The state was not able to get what you might call the best doctors in town to operate on inmates but, at least, the doctor who operated and put the inmate’s leg in a cast had a license.
After the operation the doctor sort of forgot about his prison patient, he didn’t come back to check on him.
A few days later the leg started smelling, bad, my friend told me. He said he called the doctor and told him he needed to come right away and see about the man’s leg, but the doctor didn’t come.
Other patients in the small ward at the hospital began complaining about the odor — the guy’s leg smelled like a week-old dead chicken. They complained so much the nurses moved them to another ward.
The odor got worse, so badthe nurses began wearing gas masks.
Finally, one of the nurses threatened the doctor: He absolutely had to come and find out what was wrong with this guy — or else. The “or else” must have gotten his attention, because he finally showed up.
The nurses wheeled the patient with the rotten smell back into the operating room, the doctor cut the cast off, and a gazillion maggots fell out on the floor.
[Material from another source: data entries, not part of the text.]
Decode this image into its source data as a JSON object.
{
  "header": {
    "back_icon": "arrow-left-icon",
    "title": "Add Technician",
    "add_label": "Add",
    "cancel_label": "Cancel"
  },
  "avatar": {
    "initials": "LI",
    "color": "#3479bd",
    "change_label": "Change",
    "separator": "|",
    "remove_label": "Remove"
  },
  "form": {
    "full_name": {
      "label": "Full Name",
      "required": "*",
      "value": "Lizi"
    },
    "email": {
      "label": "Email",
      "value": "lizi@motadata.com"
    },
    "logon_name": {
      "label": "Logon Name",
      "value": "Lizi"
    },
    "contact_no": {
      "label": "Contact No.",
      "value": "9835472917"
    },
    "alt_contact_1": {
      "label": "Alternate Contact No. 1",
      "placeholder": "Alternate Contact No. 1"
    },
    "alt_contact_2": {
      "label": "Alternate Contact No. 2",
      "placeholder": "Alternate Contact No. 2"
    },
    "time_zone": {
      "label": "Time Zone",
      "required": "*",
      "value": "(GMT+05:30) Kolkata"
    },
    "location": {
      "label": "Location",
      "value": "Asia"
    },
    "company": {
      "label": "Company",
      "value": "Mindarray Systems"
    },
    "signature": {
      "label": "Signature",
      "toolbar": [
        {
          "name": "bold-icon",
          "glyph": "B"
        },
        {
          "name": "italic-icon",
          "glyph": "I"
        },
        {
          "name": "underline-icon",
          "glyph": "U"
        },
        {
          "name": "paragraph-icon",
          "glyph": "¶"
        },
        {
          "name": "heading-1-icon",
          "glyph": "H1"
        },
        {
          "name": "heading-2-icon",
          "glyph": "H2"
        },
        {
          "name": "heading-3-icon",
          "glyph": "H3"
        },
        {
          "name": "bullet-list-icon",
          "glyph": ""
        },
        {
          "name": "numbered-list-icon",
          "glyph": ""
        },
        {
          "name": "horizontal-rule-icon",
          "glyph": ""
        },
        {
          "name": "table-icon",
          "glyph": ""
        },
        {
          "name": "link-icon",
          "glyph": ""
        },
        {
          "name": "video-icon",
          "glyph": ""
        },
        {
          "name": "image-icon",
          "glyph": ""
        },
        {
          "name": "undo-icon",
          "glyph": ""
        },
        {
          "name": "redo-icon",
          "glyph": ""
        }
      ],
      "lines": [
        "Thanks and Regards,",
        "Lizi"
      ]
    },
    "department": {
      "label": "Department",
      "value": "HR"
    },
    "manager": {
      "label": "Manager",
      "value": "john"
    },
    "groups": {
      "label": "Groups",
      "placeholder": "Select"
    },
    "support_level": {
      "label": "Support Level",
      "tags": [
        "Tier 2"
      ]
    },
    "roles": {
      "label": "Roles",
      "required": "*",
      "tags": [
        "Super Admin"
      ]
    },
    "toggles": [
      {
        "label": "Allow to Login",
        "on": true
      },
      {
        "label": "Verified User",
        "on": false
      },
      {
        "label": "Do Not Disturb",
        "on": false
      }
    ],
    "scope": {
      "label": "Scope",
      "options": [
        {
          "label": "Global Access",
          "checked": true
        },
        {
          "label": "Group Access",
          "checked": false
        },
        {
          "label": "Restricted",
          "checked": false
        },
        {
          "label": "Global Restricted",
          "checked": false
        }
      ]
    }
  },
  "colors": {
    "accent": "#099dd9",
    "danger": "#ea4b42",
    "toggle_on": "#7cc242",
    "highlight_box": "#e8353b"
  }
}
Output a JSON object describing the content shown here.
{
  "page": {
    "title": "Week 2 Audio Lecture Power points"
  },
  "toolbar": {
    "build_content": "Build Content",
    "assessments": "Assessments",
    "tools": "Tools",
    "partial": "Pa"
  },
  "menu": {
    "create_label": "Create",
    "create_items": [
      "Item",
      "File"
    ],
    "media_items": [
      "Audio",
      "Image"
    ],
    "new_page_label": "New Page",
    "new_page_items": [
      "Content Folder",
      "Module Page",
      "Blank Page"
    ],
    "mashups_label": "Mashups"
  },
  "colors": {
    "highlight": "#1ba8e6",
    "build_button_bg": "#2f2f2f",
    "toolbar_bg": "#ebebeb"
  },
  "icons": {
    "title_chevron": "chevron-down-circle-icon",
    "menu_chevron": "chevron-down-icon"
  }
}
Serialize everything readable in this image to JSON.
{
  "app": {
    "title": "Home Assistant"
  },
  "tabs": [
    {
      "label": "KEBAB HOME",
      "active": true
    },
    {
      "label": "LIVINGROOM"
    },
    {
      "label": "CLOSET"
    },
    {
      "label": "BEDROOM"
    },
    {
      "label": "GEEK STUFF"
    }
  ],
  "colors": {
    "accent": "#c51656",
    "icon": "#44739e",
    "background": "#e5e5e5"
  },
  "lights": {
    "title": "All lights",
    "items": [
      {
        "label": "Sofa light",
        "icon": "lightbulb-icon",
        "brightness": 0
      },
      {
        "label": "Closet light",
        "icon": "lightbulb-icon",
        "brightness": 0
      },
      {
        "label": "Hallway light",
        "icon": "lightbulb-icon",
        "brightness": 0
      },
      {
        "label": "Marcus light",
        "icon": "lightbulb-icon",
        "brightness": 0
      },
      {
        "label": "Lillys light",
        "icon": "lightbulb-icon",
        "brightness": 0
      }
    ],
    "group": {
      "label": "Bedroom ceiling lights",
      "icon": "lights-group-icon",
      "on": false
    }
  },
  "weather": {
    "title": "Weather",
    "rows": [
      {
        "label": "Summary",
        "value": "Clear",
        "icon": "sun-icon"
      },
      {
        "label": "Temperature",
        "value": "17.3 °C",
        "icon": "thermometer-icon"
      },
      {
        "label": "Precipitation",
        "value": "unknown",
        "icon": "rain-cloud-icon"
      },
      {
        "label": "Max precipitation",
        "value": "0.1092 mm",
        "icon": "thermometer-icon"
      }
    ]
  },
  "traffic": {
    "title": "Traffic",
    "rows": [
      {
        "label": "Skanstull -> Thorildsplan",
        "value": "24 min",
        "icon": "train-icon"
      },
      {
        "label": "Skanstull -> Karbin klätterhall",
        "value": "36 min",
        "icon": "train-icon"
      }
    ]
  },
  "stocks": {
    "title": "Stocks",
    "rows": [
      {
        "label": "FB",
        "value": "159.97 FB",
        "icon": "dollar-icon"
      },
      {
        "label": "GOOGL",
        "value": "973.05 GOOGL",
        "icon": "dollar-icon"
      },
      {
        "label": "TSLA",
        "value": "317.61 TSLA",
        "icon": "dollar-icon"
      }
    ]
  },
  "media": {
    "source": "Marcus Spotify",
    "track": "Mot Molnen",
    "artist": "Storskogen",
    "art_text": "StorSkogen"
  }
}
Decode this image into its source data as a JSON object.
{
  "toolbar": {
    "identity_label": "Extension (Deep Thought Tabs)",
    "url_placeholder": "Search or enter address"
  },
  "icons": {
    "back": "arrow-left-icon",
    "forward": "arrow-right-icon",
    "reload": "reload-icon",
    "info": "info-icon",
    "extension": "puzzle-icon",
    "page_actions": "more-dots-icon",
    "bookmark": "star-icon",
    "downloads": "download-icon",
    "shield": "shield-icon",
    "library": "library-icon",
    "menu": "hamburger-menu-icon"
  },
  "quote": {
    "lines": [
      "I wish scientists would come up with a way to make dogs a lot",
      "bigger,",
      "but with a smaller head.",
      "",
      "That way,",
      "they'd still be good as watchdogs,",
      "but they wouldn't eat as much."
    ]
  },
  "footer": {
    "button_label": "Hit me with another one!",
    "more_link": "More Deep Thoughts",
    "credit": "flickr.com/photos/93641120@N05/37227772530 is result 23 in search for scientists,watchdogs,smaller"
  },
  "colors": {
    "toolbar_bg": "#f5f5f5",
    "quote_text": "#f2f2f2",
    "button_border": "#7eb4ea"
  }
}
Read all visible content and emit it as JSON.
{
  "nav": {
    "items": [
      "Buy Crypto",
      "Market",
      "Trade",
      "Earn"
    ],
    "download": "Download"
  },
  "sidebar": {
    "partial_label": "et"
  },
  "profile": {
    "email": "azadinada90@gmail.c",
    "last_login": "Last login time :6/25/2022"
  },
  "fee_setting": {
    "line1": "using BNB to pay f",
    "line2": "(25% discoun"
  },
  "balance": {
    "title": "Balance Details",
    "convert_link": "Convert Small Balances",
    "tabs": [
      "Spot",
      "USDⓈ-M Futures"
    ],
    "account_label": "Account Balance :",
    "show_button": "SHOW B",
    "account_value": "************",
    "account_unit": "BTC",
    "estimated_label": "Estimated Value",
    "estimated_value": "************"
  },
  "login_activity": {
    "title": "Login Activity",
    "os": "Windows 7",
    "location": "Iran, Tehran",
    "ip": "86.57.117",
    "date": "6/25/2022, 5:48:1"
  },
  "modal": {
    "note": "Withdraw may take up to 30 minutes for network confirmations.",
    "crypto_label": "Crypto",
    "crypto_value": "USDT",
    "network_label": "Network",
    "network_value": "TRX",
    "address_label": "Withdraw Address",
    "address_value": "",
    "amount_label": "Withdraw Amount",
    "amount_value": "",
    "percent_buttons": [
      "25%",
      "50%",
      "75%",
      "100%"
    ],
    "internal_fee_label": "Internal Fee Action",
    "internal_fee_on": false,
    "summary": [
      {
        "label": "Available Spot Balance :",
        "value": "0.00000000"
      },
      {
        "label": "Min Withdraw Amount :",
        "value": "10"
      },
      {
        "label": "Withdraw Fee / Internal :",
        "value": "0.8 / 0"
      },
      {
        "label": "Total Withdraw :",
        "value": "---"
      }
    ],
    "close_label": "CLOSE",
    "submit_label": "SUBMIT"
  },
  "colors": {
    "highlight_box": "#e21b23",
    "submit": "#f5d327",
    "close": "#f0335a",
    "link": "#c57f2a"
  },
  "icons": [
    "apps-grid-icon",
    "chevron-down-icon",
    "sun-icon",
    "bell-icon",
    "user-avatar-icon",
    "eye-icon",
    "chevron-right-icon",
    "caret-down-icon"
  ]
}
NOTE: Actually, maggots are good for some wounds, according to an article in the American Association for the Advancement of Science. Paul Gabrielsen wrote: “Maggots are efficient consumers of dead tissue. They munch on rotting flesh, leaving healthy tissue practically unscathed. Physicians in Napoleon’s army used the larvae to clean wounds. In World War I, American surgeon William Baer noticed that soldiers with maggot-infested gashes didn’t have the expected infection or swelling seen in other patients. The rise of penicillin in the 1940’s made clinical maggots less useful, but they bounced back in the 1990’s when antibiotic-resistant bacteria created a new demand for alternative treatments. In 2004, the U.S. Food and Drug Administration approved maggot therapy as a prescription treatment.”